Big projects expert Bent Flyvbjerg reckons a major problem with assessing the risks of IT projects is the assumption that the likelihood of risk reflects a bell-curve (regression to the mean). The opposite is true – i.e. a regression to the tail: we need to look closely at failed projects and expect ‘black swan’ events. The rise of data science, albeit with all its overpromising, means there is greater hope for empiricism – and a way to combat our innate biases.

Ben questions risk registers – he says reporting should focus on what’s been done to address the big risks, who’s working on them, and whether resilience has been built. Gavin calls for techniques beyond risk workshops, registers and heatmaps, such as stress and scenario testing and ‘pre-mortems’.

Erica recommends hiring experienced critical thinkers into risk roles – people driven by outcomes, not process (otherwise customers or shareholders bear the cost), who call out over-engineered frameworks and reporting, and look for gaps between the board, executive, regulators, other stakeholders and your risk appetite.
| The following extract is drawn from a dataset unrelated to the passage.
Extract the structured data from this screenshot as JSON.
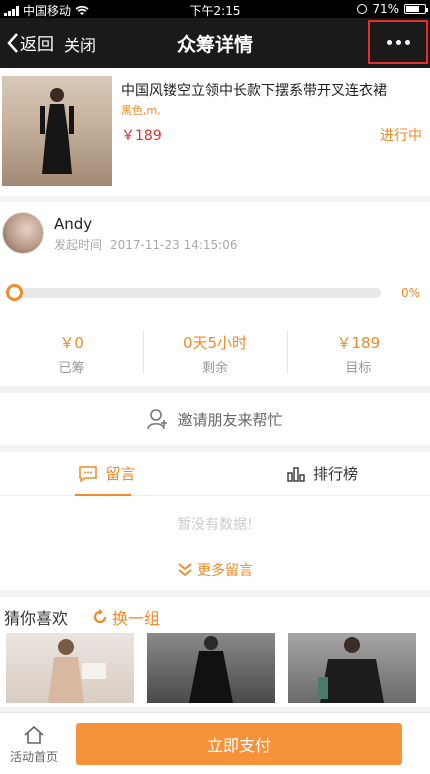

People, behaviour (risk taking) and culture (speaking up) are most important.

Gavin says risk management isn’t about managing the risks of an organisation, it’s about managing an organisation with risk in mind.

The 3 Body Problem moved into a new dimension when it became a Netflix series. I’m hoping risk management will continue to shapeshift into a more sophisticated dimension of core management and governance.


Kevin Jenkins CMInstD is a professional director and commentator. He chairs REINZ and NZQA, and is on the board of Harrison Grierson, Accessible Properties, WorkSafe and BRANZ.